At a news conference on Sunday, Mr. Christie said Mr. Prieto’s suggestion that the Horizon bill should be considered after the passage of a budget was “a fake, phony offer.”
“I haven’t heard from Vinnie Prieto since Friday when he walked out of my office,” the governor said. “He’s the one who dug his heels in and drew a line in the sand.”
At his own news conference, Mr. Prieto said, “This Chris Christie shutdown, it’s atrocious. We’re in Chris Christie hostage crisis Day Two. We can’t keep government shut down. It’s unacceptable.”
Mr. Christie made clear during his news conference that he was not concerned with what anyone thought about the fact that he had enjoyed the holiday weekend at a governor’s residence in Island Beach State Park, a popular beach that was closed to his constituents as a result of the broader shutdown.
On Sunday, The Star-Ledger of New Jersey posted aerial photographs of Mr. Christie and his family sunning on the closed beach. Social media users expressed outrage. Beaches not run by the state were packed beyond capacity.
The paper said that when Christie was asked whether his use of the beach was fair, he replied, “Run for governor, and you can have a residence there.”
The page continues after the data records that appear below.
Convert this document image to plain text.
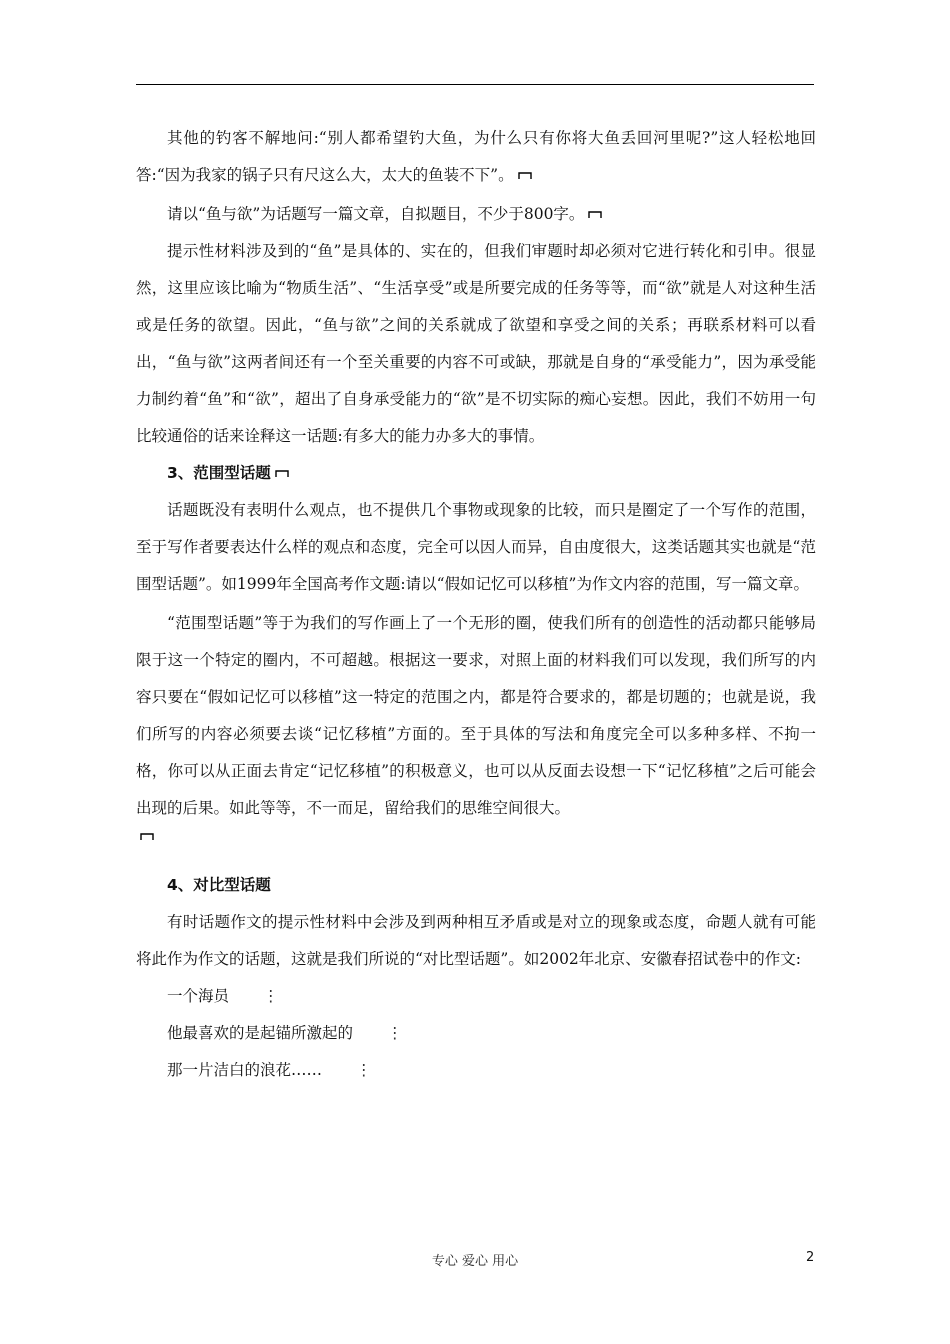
其他的钓客不解地问:“别人都希望钓大鱼，为什么只有你将大鱼丢回河里呢?”这人轻松地回答:“因为我家的锅子只有尺这么大，太大的鱼装不下”。

请以“鱼与欲”为话题写一篇文章，自拟题目，不少于800字。

提示性材料涉及到的“鱼”是具体的、实在的，但我们审题时却必须对它进行转化和引申。很显然，这里应该比喻为“物质生活”、“生活享受”或是所要完成的任务等等，而“欲”就是人对这种生活或是任务的欲望。因此，“鱼与欲”之间的关系就成了欲望和享受之间的关系；再联系材料可以看出，“鱼与欲”这两者间还有一个至关重要的内容不可或缺，那就是自身的“承受能力”，因为承受能力制约着“鱼”和“欲”，超出了自身承受能力的“欲”是不切实际的痴心妄想。因此，我们不妨用一句比较通俗的话来诠释这一话题:有多大的能力办多大的事情。

3、范围型话题

话题既没有表明什么观点，也不提供几个事物或现象的比较，而只是圈定了一个写作的范围，至于写作者要表达什么样的观点和态度，完全可以因人而异，自由度很大，这类话题其实也就是“范围型话题”。如1999年全国高考作文题:请以“假如记忆可以移植”为作文内容的范围，写一篇文章。

“范围型话题”等于为我们的写作画上了一个无形的圈，使我们所有的创造性的活动都只能够局限于这一个特定的圈内，不可超越。根据这一要求，对照上面的材料我们可以发现，我们所写的内容只要在“假如记忆可以移植”这一特定的范围之内，都是符合要求的，都是切题的；也就是说，我们所写的内容必须要去谈“记忆移植”方面的。至于具体的写法和角度完全可以多种多样、不拘一格，你可以从正面去肯定“记忆移植”的积极意义，也可以从反面去设想一下“记忆移植”之后可能会出现的后果。如此等等，不一而足，留给我们的思维空间很大。

4、对比型话题

有时话题作文的提示性材料中会涉及到两种相互矛盾或是对立的现象或态度，命题人就有可能将此作为作文的话题，这就是我们所说的“对比型话题”。如2002年北京、安徽春招试卷中的作文:

一个海员 ⋮

他最喜欢的是起锚所激起的 ⋮

那一片洁白的浪花…… ⋮

专心 爱心 用心	2
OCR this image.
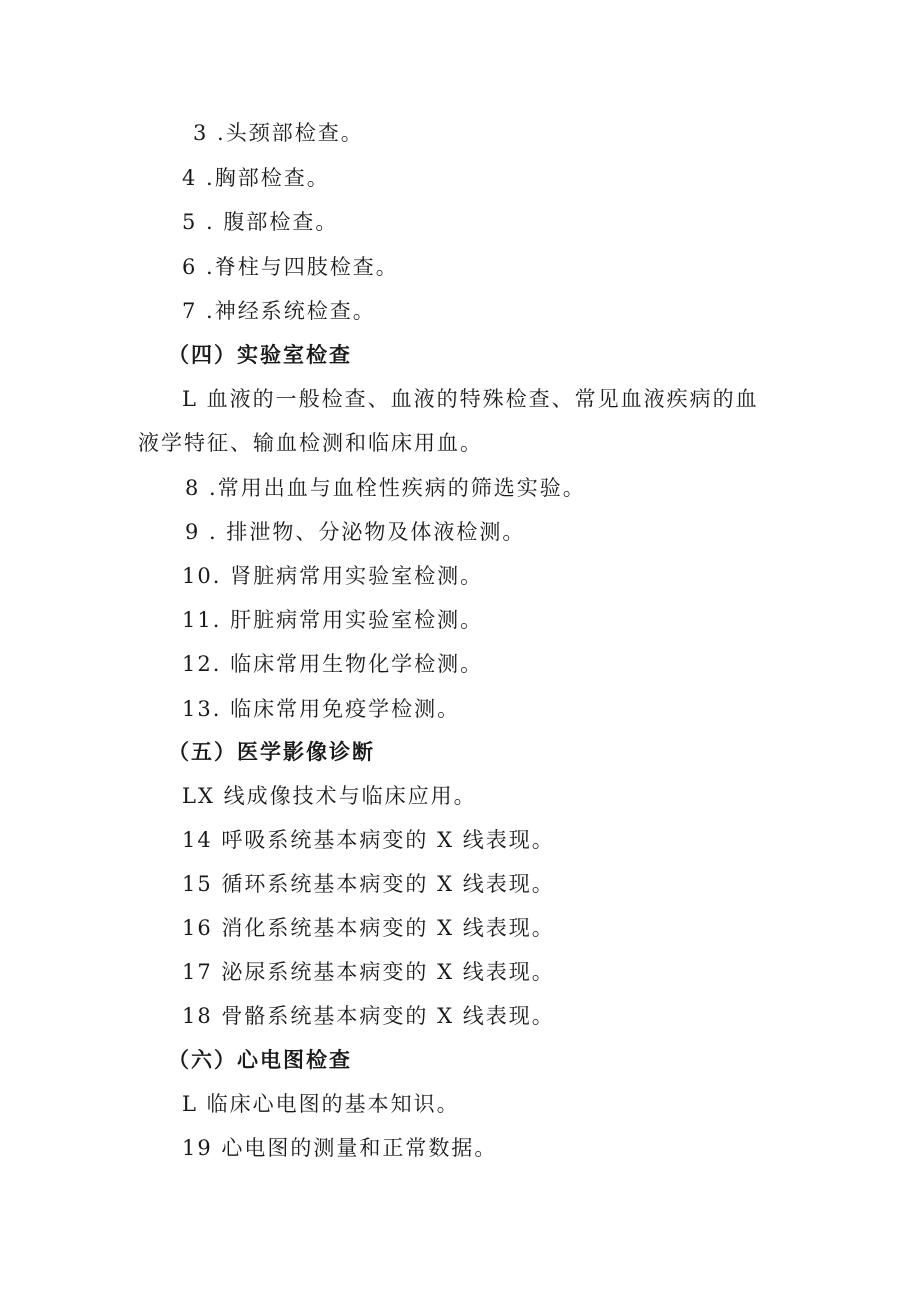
3 .头颈部检查。
4 .胸部检查。
5 . 腹部检查。
6 .脊柱与四肢检查。
7 .神经系统检查。
（四）实验室检查
L 血液的一般检查、血液的特殊检查、常见血液疾病的血
液学特征、输血检测和临床用血。
8 .常用出血与血栓性疾病的筛选实验。
9 . 排泄物、分泌物及体液检测。
10. 肾脏病常用实验室检测。
11. 肝脏病常用实验室检测。
12. 临床常用生物化学检测。
13. 临床常用免疫学检测。
（五）医学影像诊断
LX 线成像技术与临床应用。
14 呼吸系统基本病变的 X 线表现。
15 循环系统基本病变的 X 线表现。
16 消化系统基本病变的 X 线表现。
17 泌尿系统基本病变的 X 线表现。
18 骨骼系统基本病变的 X 线表现。
（六）心电图检查
L 临床心电图的基本知识。
19 心电图的测量和正常数据。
New Jersey’s government does not have a unique hold over Horizon. Mr. Christie has mentioned Horizon’s “charitable mission” and its nonprofit status, but the company is not a charity and does, in fact, pay taxes. It does not pay dividends; surpluses remain with the company.
The bill passed by the State Senate would make several changes to state law on the operation of health service corporations. (Horizon is the only such entity operating in New Jersey.) The bill would require Horizon to become an insurer of last resort, paying for the medical care of the state’s sickest and poorest residents. Horizon said that would mean that its customers would be forced to shoulder a burden that should be the government’s responsibility.
“We feel sorry for Governor Christie,” Kevin McArdle, Horizon’s public affairs manager, said in a statement. “In the twilight of his failed tenure, Governor Christie is resorting again to bullying and distortions to retaliate against Horizon’s 3.8 million policyholders for opposing his $300 million reserve raid that has been called a shakedown and extortion.”
After his budget address in February, Mr. Christie escalated his public attacks on Horizon. Last month, he held an unusual news conference in which he announced that the state had levied fines of $15.5 million against the insurer for incorrectly processing Medicaid claims. Horizon said it would challenge the findings.
In 2005, New Jersey Democrats toyed with raiding Horizon’s reserves but abandoned the move after the state treasurer said such a move would not withstand legal scrutiny. Horizon has not said whether it would challenge the current bill in court.
Horizon has said its reserves are within industry norms and are only enough to cover 75 days’ worth of claims for its members.
Mr. Christie’s effort to take some of the company’s reserves has been met with stark opposition, most vocally by conservative advocates of free-market principles and minimal government.
An editorial in The Wall Street Journal called it “a tax and regulatory mugging masked as public charity.” Steve Forbes, the onetime presidential candidate, said it amounted to a “permanent backdoor tax increase” that “set a dangerous precedent for state government intrusion into the private marketplace.”
In Trenton on Sunday, Shawn Ludwig, the president of Communications Workers of America Local 1038, which represents about 3,000 state workers, called the Horizon situation a “made-up crisis.”
“It’s not a real crisis. The state’s not in real peril,” Mr. Ludwig said. “It’s one thing if the government is being shut down because they’re debating a budget. It’s another thing if the government is being shut down because they want a Horizon deal.”
Nick Corasaniti contributed reporting.